Puskesmas Pagedangan Gelar Edukasi Gizi Seimbang & Penyuluhan PHBS

MENINGKATKAN pengetahuan Gizi dan PHBS masyarakat Desa Karang Tengah, Tim Kesehatan Puskeskesmas Pagedangan dalam lintas programnya menggelar kegiatan Edukasi Gizi Seimbang dan Penyuluhan PHBS.

Acara digelar  belum lama ini berlangsung di Ruangan Pos Gizi Desa Karang Tengah. Hadir para ibu pemilik balita dan kader kesehatan. Menyadari antusias peserta membuat dr Riris Tarihoran M.MKes, Kepala Puskesmas Pagedangan, senang dan bersyukur.

Ternyata pula, para ibu pemilik balita yang hadir sebagian besarnya adalah para ibu muda yang mengaku membutuhkan pengetahuan tentang tata-cara memberikan asupan gizi yang seimbang kepada balitanya sehingga bisa sehat dan cerdas.

Kepala Puskesmas Pagedangan menjelaskan untuk mendapatkan pola makan dan gizi seimbang pada pertumbuhan balita, tidak harus mewah dan makanan yang mahal. “Cukup dengan menyediakan makanan dan sayur sederhana saja, namun memberikan asupan gizi protein dalam tubuh bayi yang seimbang sesuai umur.”

Sementaradalam Penyuluhan PHBS, dijelaskan tentang 10 Indikator Rumah Tangga Yang Sehat.
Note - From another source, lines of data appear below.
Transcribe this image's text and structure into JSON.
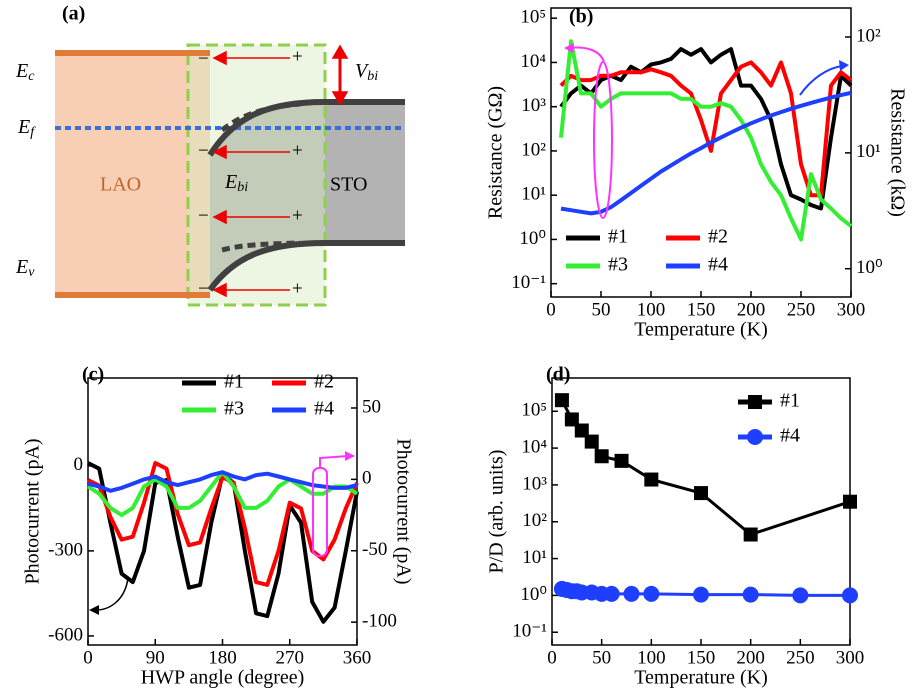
{
  "band_diagram": {
    "panel": "(a)",
    "ec": {
      "symbol": "E",
      "sub": "c"
    },
    "ef": {
      "symbol": "E",
      "sub": "f"
    },
    "ev": {
      "symbol": "E",
      "sub": "v"
    },
    "ebi": {
      "symbol": "E",
      "sub": "bi"
    },
    "vbi": {
      "symbol": "V",
      "sub": "bi"
    },
    "left_material": "LAO",
    "right_material": "STO",
    "negative": "−",
    "positive": "+"
  },
  "chart_data": [
    {
      "type": "line",
      "panel": "(b)",
      "xlabel": "Temperature (K)",
      "ylabel": "Resistance (GΩ)",
      "y2label": "Resistance (kΩ)",
      "log": true,
      "y2log": true,
      "x": [
        10,
        20,
        30,
        40,
        50,
        60,
        70,
        80,
        90,
        100,
        110,
        120,
        130,
        140,
        150,
        160,
        170,
        180,
        190,
        200,
        210,
        220,
        230,
        240,
        250,
        260,
        270,
        280,
        290,
        300
      ],
      "xlim": [
        0,
        300
      ],
      "xticks": [
        0,
        50,
        100,
        150,
        200,
        250,
        300
      ],
      "ylim": [
        0.05,
        170000
      ],
      "yticks": [
        {
          "value": 0.1,
          "label": "10⁻¹"
        },
        {
          "value": 1,
          "label": "10⁰"
        },
        {
          "value": 10,
          "label": "10¹"
        },
        {
          "value": 100,
          "label": "10²"
        },
        {
          "value": 1000,
          "label": "10³"
        },
        {
          "value": 10000,
          "label": "10⁴"
        },
        {
          "value": 100000,
          "label": "10⁵"
        }
      ],
      "y2lim": [
        0.57,
        178
      ],
      "y2ticks": [
        {
          "value": 1,
          "label": "10⁰"
        },
        {
          "value": 10,
          "label": "10¹"
        },
        {
          "value": 100,
          "label": "10²"
        }
      ],
      "series": [
        {
          "name": "#1",
          "color": "#000000",
          "values": [
            1000,
            2000,
            3000,
            2000,
            4000,
            5000,
            4000,
            8000,
            6000,
            9000,
            10000,
            12000,
            20000,
            15000,
            20000,
            10000,
            15000,
            20000,
            3000,
            3000,
            1500,
            500,
            50,
            10,
            8,
            6,
            5,
            200,
            5000,
            3000
          ]
        },
        {
          "name": "#2",
          "color": "#ff0000",
          "values": [
            3000,
            5000,
            4000,
            4000,
            5000,
            5000,
            6000,
            6000,
            6000,
            7000,
            6000,
            5000,
            3000,
            2000,
            500,
            100,
            2000,
            4000,
            8000,
            10000,
            6000,
            3000,
            10000,
            2000,
            50,
            10,
            10,
            3000,
            6000,
            4000
          ]
        },
        {
          "name": "#3",
          "color": "#33ee33",
          "values": [
            200,
            30000,
            2000,
            2000,
            1000,
            1500,
            2000,
            2000,
            2000,
            2000,
            2000,
            2000,
            1500,
            1500,
            1000,
            1000,
            1200,
            1000,
            500,
            200,
            50,
            20,
            10,
            3,
            1,
            30,
            8,
            5,
            3,
            2
          ]
        },
        {
          "name": "#4",
          "color": "#1f3fff",
          "axis": "y2",
          "values": [
            3.3,
            3.2,
            3.1,
            3.0,
            3.1,
            3.4,
            3.9,
            4.5,
            5.2,
            6,
            6.9,
            7.8,
            8.8,
            9.9,
            11,
            12.3,
            13.6,
            15,
            16.5,
            18,
            19.5,
            21,
            22.5,
            24,
            25.5,
            27,
            28.5,
            30,
            31.5,
            33
          ]
        }
      ]
    },
    {
      "type": "line",
      "panel": "(c)",
      "xlabel": "HWP angle (degree)",
      "ylabel": "Photocurrent (pA)",
      "y2label": "Photocurrent (pA)",
      "x": [
        0,
        15,
        30,
        45,
        60,
        75,
        90,
        105,
        120,
        135,
        150,
        165,
        180,
        195,
        210,
        225,
        240,
        255,
        270,
        285,
        300,
        315,
        330,
        345,
        360
      ],
      "xlim": [
        0,
        360
      ],
      "xticks": [
        0,
        90,
        180,
        270,
        360
      ],
      "ylim": [
        -632,
        310
      ],
      "yticks": [
        -600,
        -300,
        0
      ],
      "y2lim": [
        -116,
        71
      ],
      "y2ticks": [
        -100,
        -50,
        0,
        50
      ],
      "series": [
        {
          "name": "#1",
          "color": "#000000",
          "values": [
            10,
            -10,
            -200,
            -380,
            -410,
            -300,
            -60,
            -50,
            -250,
            -430,
            -420,
            -200,
            -30,
            -60,
            -300,
            -520,
            -530,
            -380,
            -140,
            -200,
            -480,
            -550,
            -500,
            -300,
            -90
          ]
        },
        {
          "name": "#2",
          "color": "#ff0000",
          "values": [
            -50,
            -70,
            -180,
            -260,
            -250,
            -130,
            10,
            -10,
            -170,
            -280,
            -270,
            -150,
            -40,
            -60,
            -220,
            -410,
            -420,
            -300,
            -130,
            -150,
            -300,
            -330,
            -260,
            -150,
            -60
          ]
        },
        {
          "name": "#3",
          "color": "#33ee33",
          "axis": "y2",
          "values": [
            -5,
            -10,
            -20,
            -25,
            -20,
            -5,
            0,
            -5,
            -20,
            -20,
            -15,
            -5,
            5,
            -5,
            -20,
            -20,
            -15,
            -5,
            0,
            -5,
            -10,
            -10,
            -5,
            -5,
            -10
          ]
        },
        {
          "name": "#4",
          "color": "#1f3fff",
          "axis": "y2",
          "values": [
            -3,
            -5,
            -8,
            -6,
            -3,
            0,
            2,
            -2,
            -4,
            -2,
            0,
            3,
            5,
            2,
            0,
            3,
            4,
            2,
            0,
            -2,
            -4,
            -5,
            -6,
            -6,
            -4
          ]
        }
      ]
    },
    {
      "type": "line",
      "panel": "(d)",
      "xlabel": "Temperature (K)",
      "ylabel": "P/D (arb. units)",
      "log": true,
      "markers": true,
      "xlim": [
        0,
        300
      ],
      "xticks": [
        0,
        50,
        100,
        150,
        200,
        250,
        300
      ],
      "ylim": [
        0.045,
        800000
      ],
      "yticks": [
        {
          "value": 0.1,
          "label": "10⁻¹"
        },
        {
          "value": 1,
          "label": "10⁰"
        },
        {
          "value": 10,
          "label": "10¹"
        },
        {
          "value": 100,
          "label": "10²"
        },
        {
          "value": 1000,
          "label": "10³"
        },
        {
          "value": 10000,
          "label": "10⁴"
        },
        {
          "value": 100000,
          "label": "10⁵"
        }
      ],
      "series": [
        {
          "name": "#1",
          "color": "#000000",
          "marker": "square",
          "x": [
            10,
            20,
            30,
            40,
            50,
            70,
            100,
            150,
            200,
            300
          ],
          "values": [
            200000,
            60000,
            30000,
            15000,
            6000,
            4500,
            1400,
            600,
            45,
            350
          ]
        },
        {
          "name": "#4",
          "color": "#1f3fff",
          "marker": "circle",
          "x": [
            10,
            15,
            20,
            25,
            30,
            40,
            50,
            60,
            80,
            100,
            150,
            200,
            250,
            300
          ],
          "values": [
            1.5,
            1.4,
            1.3,
            1.3,
            1.2,
            1.2,
            1.1,
            1.1,
            1.1,
            1.1,
            1.05,
            1.05,
            1.0,
            1.0
          ]
        }
      ]
    }
  ]
}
Terinci: (10 Persalinan ditolong oleh tenaga medis; (2) Memberikan ASI Eksklusif; (3) Menimbang bayi atau balita; (4) Menggunakan air bersih.

Lalu, (5) Mencuci tangan di air mengalir memakai sabun; (6) Menggunakan jamban sehat; (7) Memberantas jentik nyamuk di rumah; (8) Makan buah dan sayur; (9) Melakukan aktifitas olahraga setiap harinya, minimal 30 menit; (10) Tidak merokok di dalam rumah.

Diharapkan dr Riris Tarihoran M.MKes dari hasil kegiatan ini, ibu-ibu yang hadir bisa mengestafetkan pengetahuan tentang gizi kepada keluarga, tetangga, dan lingkungan terdekatnya, agar mereka bisa mengetahui pentingnya pemberian gizi dalam tumbuh-kembang balita dan menjaga agar terhindar dari gizi kurang, terlebih gizi buruk.

“Selain itu, tidak kalah pentingnya masyarakat pun harus menjaga kebersihan diri dan lingkungannya dengan melakukan Pola Hidup Bersih dan Sehat (PHBS) di rumah dan lingkungannya masing-masing,” katanya.

Diingatkan peran-serta dan aktifitas kepedulian masyarakat terhadap kebersihan dan kesehatan lingkungan  sangat dibutuhkan. “Tanpa ada campur-tangan masyarakat, program ini akan sulit mencapai keberhasilannya, pungkasnya.